I ran Boruta feature selection prior to XGB training\testing step and didn't see any difference, although ~30/200 features were rejected prior to going into the training. Can it be that internal feature selection of XGB is comparable to Boruta step and assigns nearly 0 importance to the same 30 features?

My logic is simple - because these 200 features are the initial dataset it is very hard to believe it is also the optimal set. Therefore feature selection should bring some extra performance, except it is not.

How do I test the above assumption? If I take a less smart model like logistic regression and test it with and without Boruta - can I expect significant difference in f1 or auc?

Surely, someone already answered this question before systematically... any good links to papers?
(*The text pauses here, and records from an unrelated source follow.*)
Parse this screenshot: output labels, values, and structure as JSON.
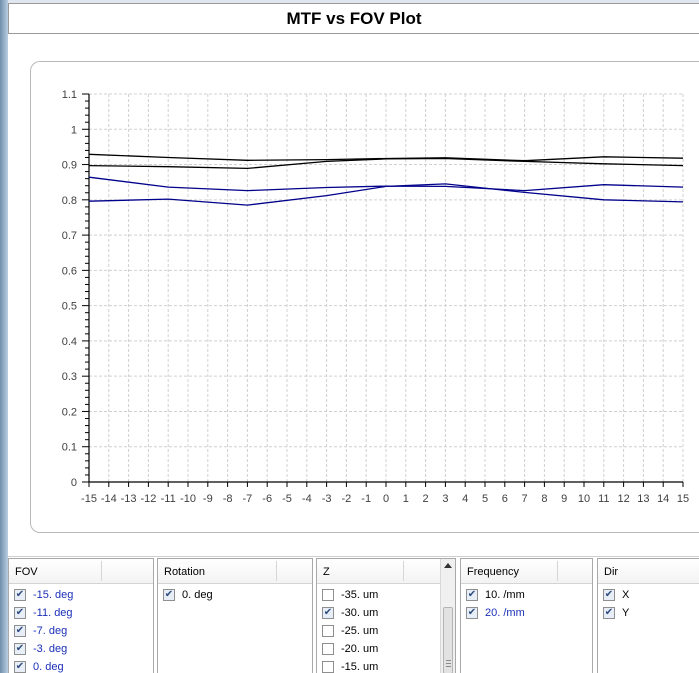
{
  "window": {
    "title": "MTF vs FOV Plot"
  },
  "chart_data": {
    "type": "line",
    "title": "",
    "xlabel": "",
    "ylabel": "",
    "xlim": [
      -15,
      15
    ],
    "ylim": [
      0,
      1.1
    ],
    "grid": true,
    "x_ticks": [
      "-15",
      "-14",
      "-13",
      "-12",
      "-11",
      "-10",
      "-9",
      "-8",
      "-7",
      "-6",
      "-5",
      "-4",
      "-3",
      "-2",
      "-1",
      "0",
      "1",
      "2",
      "3",
      "4",
      "5",
      "6",
      "7",
      "8",
      "9",
      "10",
      "11",
      "12",
      "13",
      "14",
      "15"
    ],
    "y_ticks": [
      "0",
      "0.1",
      "0.2",
      "0.3",
      "0.4",
      "0.5",
      "0.6",
      "0.7",
      "0.8",
      "0.9",
      "1",
      "1.1"
    ],
    "x": [
      -15,
      -11,
      -7,
      -3,
      0,
      3,
      7,
      11,
      15
    ],
    "series": [
      {
        "color": "#000000",
        "values": [
          0.929,
          0.92,
          0.912,
          0.914,
          0.917,
          0.919,
          0.911,
          0.922,
          0.918
        ]
      },
      {
        "color": "#000000",
        "values": [
          0.897,
          0.894,
          0.889,
          0.909,
          0.916,
          0.917,
          0.909,
          0.902,
          0.897
        ]
      },
      {
        "color": "#00008b",
        "values": [
          0.864,
          0.836,
          0.826,
          0.835,
          0.839,
          0.838,
          0.826,
          0.843,
          0.836
        ]
      },
      {
        "color": "#00008b",
        "values": [
          0.796,
          0.802,
          0.785,
          0.812,
          0.838,
          0.845,
          0.821,
          0.8,
          0.794
        ]
      }
    ]
  },
  "panels": {
    "fov": {
      "header": "FOV",
      "items": [
        {
          "label": "-15. deg",
          "checked": true
        },
        {
          "label": "-11. deg",
          "checked": true
        },
        {
          "label": "-7. deg",
          "checked": true
        },
        {
          "label": "-3. deg",
          "checked": true
        },
        {
          "label": "0. deg",
          "checked": true
        }
      ]
    },
    "rotation": {
      "header": "Rotation",
      "items": [
        {
          "label": "0. deg",
          "checked": true
        }
      ]
    },
    "z": {
      "header": "Z",
      "items": [
        {
          "label": "-35. um",
          "checked": false
        },
        {
          "label": "-30. um",
          "checked": true
        },
        {
          "label": "-25. um",
          "checked": false
        },
        {
          "label": "-20. um",
          "checked": false
        },
        {
          "label": "-15. um",
          "checked": false
        }
      ]
    },
    "frequency": {
      "header": "Frequency",
      "items": [
        {
          "label": "10. /mm",
          "checked": true
        },
        {
          "label": "20. /mm",
          "checked": true
        }
      ]
    },
    "dir": {
      "header": "Dir",
      "items": [
        {
          "label": "X",
          "checked": true
        },
        {
          "label": "Y",
          "checked": true
        }
      ]
    }
  },
  "colors": {
    "grid": "#d0d0d0",
    "axis": "#000000",
    "tick_label": "#404040",
    "blue_label": "#1b2fb8"
  },
  "icons": {
    "checkbox": "checkmark-icon",
    "scroll_up": "scroll-up-arrow-icon"
  }
}
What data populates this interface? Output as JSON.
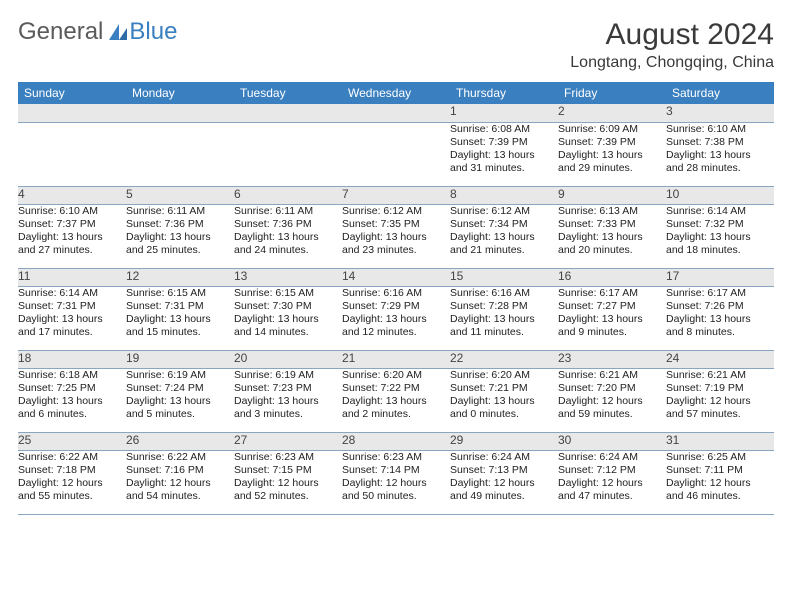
{
  "brand": {
    "part1": "General",
    "part2": "Blue"
  },
  "title": "August 2024",
  "location": "Longtang, Chongqing, China",
  "colors": {
    "header_bg": "#3a7fbf",
    "header_text": "#ffffff",
    "daynum_bg": "#e8e8e8",
    "row_border": "#8aa5c2",
    "page_bg": "#ffffff",
    "text": "#222222"
  },
  "typography": {
    "title_fontsize": 30,
    "location_fontsize": 16,
    "header_fontsize": 12,
    "cell_fontsize": 10.5
  },
  "weekdays": [
    "Sunday",
    "Monday",
    "Tuesday",
    "Wednesday",
    "Thursday",
    "Friday",
    "Saturday"
  ],
  "weeks": [
    {
      "nums": [
        "",
        "",
        "",
        "",
        "1",
        "2",
        "3"
      ],
      "cells": [
        [],
        [],
        [],
        [],
        [
          "Sunrise: 6:08 AM",
          "Sunset: 7:39 PM",
          "Daylight: 13 hours",
          "and 31 minutes."
        ],
        [
          "Sunrise: 6:09 AM",
          "Sunset: 7:39 PM",
          "Daylight: 13 hours",
          "and 29 minutes."
        ],
        [
          "Sunrise: 6:10 AM",
          "Sunset: 7:38 PM",
          "Daylight: 13 hours",
          "and 28 minutes."
        ]
      ]
    },
    {
      "nums": [
        "4",
        "5",
        "6",
        "7",
        "8",
        "9",
        "10"
      ],
      "cells": [
        [
          "Sunrise: 6:10 AM",
          "Sunset: 7:37 PM",
          "Daylight: 13 hours",
          "and 27 minutes."
        ],
        [
          "Sunrise: 6:11 AM",
          "Sunset: 7:36 PM",
          "Daylight: 13 hours",
          "and 25 minutes."
        ],
        [
          "Sunrise: 6:11 AM",
          "Sunset: 7:36 PM",
          "Daylight: 13 hours",
          "and 24 minutes."
        ],
        [
          "Sunrise: 6:12 AM",
          "Sunset: 7:35 PM",
          "Daylight: 13 hours",
          "and 23 minutes."
        ],
        [
          "Sunrise: 6:12 AM",
          "Sunset: 7:34 PM",
          "Daylight: 13 hours",
          "and 21 minutes."
        ],
        [
          "Sunrise: 6:13 AM",
          "Sunset: 7:33 PM",
          "Daylight: 13 hours",
          "and 20 minutes."
        ],
        [
          "Sunrise: 6:14 AM",
          "Sunset: 7:32 PM",
          "Daylight: 13 hours",
          "and 18 minutes."
        ]
      ]
    },
    {
      "nums": [
        "11",
        "12",
        "13",
        "14",
        "15",
        "16",
        "17"
      ],
      "cells": [
        [
          "Sunrise: 6:14 AM",
          "Sunset: 7:31 PM",
          "Daylight: 13 hours",
          "and 17 minutes."
        ],
        [
          "Sunrise: 6:15 AM",
          "Sunset: 7:31 PM",
          "Daylight: 13 hours",
          "and 15 minutes."
        ],
        [
          "Sunrise: 6:15 AM",
          "Sunset: 7:30 PM",
          "Daylight: 13 hours",
          "and 14 minutes."
        ],
        [
          "Sunrise: 6:16 AM",
          "Sunset: 7:29 PM",
          "Daylight: 13 hours",
          "and 12 minutes."
        ],
        [
          "Sunrise: 6:16 AM",
          "Sunset: 7:28 PM",
          "Daylight: 13 hours",
          "and 11 minutes."
        ],
        [
          "Sunrise: 6:17 AM",
          "Sunset: 7:27 PM",
          "Daylight: 13 hours",
          "and 9 minutes."
        ],
        [
          "Sunrise: 6:17 AM",
          "Sunset: 7:26 PM",
          "Daylight: 13 hours",
          "and 8 minutes."
        ]
      ]
    },
    {
      "nums": [
        "18",
        "19",
        "20",
        "21",
        "22",
        "23",
        "24"
      ],
      "cells": [
        [
          "Sunrise: 6:18 AM",
          "Sunset: 7:25 PM",
          "Daylight: 13 hours",
          "and 6 minutes."
        ],
        [
          "Sunrise: 6:19 AM",
          "Sunset: 7:24 PM",
          "Daylight: 13 hours",
          "and 5 minutes."
        ],
        [
          "Sunrise: 6:19 AM",
          "Sunset: 7:23 PM",
          "Daylight: 13 hours",
          "and 3 minutes."
        ],
        [
          "Sunrise: 6:20 AM",
          "Sunset: 7:22 PM",
          "Daylight: 13 hours",
          "and 2 minutes."
        ],
        [
          "Sunrise: 6:20 AM",
          "Sunset: 7:21 PM",
          "Daylight: 13 hours",
          "and 0 minutes."
        ],
        [
          "Sunrise: 6:21 AM",
          "Sunset: 7:20 PM",
          "Daylight: 12 hours",
          "and 59 minutes."
        ],
        [
          "Sunrise: 6:21 AM",
          "Sunset: 7:19 PM",
          "Daylight: 12 hours",
          "and 57 minutes."
        ]
      ]
    },
    {
      "nums": [
        "25",
        "26",
        "27",
        "28",
        "29",
        "30",
        "31"
      ],
      "cells": [
        [
          "Sunrise: 6:22 AM",
          "Sunset: 7:18 PM",
          "Daylight: 12 hours",
          "and 55 minutes."
        ],
        [
          "Sunrise: 6:22 AM",
          "Sunset: 7:16 PM",
          "Daylight: 12 hours",
          "and 54 minutes."
        ],
        [
          "Sunrise: 6:23 AM",
          "Sunset: 7:15 PM",
          "Daylight: 12 hours",
          "and 52 minutes."
        ],
        [
          "Sunrise: 6:23 AM",
          "Sunset: 7:14 PM",
          "Daylight: 12 hours",
          "and 50 minutes."
        ],
        [
          "Sunrise: 6:24 AM",
          "Sunset: 7:13 PM",
          "Daylight: 12 hours",
          "and 49 minutes."
        ],
        [
          "Sunrise: 6:24 AM",
          "Sunset: 7:12 PM",
          "Daylight: 12 hours",
          "and 47 minutes."
        ],
        [
          "Sunrise: 6:25 AM",
          "Sunset: 7:11 PM",
          "Daylight: 12 hours",
          "and 46 minutes."
        ]
      ]
    }
  ]
}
If I have to say to my team that we don't need feature selection step, I can use all support :)


1 Answer 1


Many aspects are at play here, mostly related to the data itself.
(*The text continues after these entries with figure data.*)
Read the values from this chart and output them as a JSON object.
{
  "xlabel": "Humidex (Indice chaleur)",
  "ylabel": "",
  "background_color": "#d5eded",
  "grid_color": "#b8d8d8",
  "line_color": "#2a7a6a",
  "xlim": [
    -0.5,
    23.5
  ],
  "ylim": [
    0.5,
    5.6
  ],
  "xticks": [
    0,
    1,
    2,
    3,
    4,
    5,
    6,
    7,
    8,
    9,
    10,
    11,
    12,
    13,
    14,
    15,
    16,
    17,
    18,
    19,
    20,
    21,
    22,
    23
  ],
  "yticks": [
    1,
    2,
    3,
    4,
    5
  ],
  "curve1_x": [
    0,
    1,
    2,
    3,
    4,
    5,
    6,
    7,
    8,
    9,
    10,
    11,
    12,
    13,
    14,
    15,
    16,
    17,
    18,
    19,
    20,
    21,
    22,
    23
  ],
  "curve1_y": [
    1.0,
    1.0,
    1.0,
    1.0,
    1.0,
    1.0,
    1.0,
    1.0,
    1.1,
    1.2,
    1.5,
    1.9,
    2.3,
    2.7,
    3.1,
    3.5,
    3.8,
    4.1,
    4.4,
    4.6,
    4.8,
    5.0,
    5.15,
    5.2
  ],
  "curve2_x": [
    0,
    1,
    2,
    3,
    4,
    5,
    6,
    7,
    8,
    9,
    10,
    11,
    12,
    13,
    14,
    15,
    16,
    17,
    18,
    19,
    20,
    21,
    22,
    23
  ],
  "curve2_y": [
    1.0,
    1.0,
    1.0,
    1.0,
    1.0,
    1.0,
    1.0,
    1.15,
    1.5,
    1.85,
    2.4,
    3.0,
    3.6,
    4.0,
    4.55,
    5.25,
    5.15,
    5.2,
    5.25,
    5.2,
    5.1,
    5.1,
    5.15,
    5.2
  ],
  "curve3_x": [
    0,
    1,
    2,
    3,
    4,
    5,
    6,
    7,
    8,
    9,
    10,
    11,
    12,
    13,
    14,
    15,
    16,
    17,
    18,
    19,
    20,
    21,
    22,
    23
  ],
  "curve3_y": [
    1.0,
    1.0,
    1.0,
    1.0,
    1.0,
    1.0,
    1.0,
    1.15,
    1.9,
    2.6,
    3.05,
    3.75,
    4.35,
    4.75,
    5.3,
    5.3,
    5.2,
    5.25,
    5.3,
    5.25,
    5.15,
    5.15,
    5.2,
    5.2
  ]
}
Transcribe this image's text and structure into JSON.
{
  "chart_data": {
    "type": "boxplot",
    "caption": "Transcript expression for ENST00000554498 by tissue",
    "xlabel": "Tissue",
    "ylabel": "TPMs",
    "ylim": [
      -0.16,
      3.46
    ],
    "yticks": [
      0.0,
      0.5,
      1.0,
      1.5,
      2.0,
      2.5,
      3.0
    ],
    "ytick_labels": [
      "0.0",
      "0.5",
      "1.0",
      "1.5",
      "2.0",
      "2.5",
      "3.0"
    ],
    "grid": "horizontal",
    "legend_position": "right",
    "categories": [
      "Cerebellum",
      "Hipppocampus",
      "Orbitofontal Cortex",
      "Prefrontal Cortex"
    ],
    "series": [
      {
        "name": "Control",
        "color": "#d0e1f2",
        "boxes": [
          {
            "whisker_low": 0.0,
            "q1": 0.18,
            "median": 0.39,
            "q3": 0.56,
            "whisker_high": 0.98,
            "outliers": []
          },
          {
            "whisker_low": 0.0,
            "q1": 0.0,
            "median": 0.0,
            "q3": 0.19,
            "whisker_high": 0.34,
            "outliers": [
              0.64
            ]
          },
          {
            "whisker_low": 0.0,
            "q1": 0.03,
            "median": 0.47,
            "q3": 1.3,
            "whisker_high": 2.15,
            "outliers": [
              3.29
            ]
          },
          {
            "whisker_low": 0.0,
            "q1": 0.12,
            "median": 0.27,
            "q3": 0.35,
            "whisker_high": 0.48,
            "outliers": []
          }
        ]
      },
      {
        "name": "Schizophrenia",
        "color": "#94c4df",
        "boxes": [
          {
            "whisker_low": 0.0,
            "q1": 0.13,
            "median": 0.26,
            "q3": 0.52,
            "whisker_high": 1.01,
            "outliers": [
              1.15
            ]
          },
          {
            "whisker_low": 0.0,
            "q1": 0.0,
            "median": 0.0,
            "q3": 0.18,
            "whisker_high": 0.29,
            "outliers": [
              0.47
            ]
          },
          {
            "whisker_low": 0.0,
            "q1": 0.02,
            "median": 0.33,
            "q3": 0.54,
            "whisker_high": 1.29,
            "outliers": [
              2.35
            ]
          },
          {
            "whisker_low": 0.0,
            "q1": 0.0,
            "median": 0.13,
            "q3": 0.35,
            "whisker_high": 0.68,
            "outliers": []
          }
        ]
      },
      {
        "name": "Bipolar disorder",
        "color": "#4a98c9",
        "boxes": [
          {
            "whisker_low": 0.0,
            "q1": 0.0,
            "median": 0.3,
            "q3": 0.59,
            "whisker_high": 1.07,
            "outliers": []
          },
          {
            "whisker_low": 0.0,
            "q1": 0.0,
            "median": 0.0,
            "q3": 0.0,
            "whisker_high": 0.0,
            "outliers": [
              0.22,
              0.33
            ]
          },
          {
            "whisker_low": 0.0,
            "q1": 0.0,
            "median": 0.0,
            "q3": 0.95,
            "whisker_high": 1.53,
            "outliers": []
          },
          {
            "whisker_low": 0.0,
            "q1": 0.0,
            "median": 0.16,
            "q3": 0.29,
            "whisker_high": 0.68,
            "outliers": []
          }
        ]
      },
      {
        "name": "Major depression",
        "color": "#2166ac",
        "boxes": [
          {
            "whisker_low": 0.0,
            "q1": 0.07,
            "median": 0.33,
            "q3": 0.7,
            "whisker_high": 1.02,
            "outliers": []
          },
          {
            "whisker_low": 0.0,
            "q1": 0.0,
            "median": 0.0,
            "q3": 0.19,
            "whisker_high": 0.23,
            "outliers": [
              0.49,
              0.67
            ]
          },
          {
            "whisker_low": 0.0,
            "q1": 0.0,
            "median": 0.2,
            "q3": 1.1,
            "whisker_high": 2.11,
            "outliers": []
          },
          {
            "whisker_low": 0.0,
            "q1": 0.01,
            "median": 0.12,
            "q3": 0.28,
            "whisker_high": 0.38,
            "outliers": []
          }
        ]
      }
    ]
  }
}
Because with most feature selections, they are usually there to perform redundancy reduction. The redundancy is mostly defined with respect to the correlation or relatedness of your features.
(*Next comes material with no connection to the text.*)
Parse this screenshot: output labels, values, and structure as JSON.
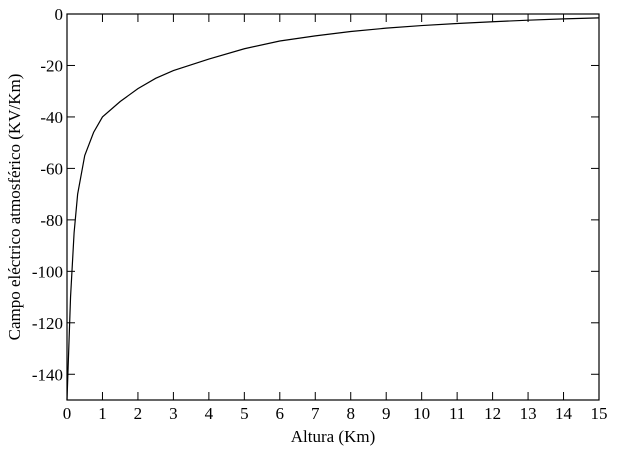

So, for example, if there are two features that are very highly correlated to each other, then most likely, the split finding within XGB will find the same things, so nothing is gained from using either of those features. This is due to the nature of the algorithm itself. So then the result of the model before and after feature selection will remain the same.

However, it will lead to some computational speed up as through feature selection you've reduced the quantity of computations that need to be performed.

However, for linear algebra-based models, you could find that reducing the features could result in bigger changes compared to the tree models.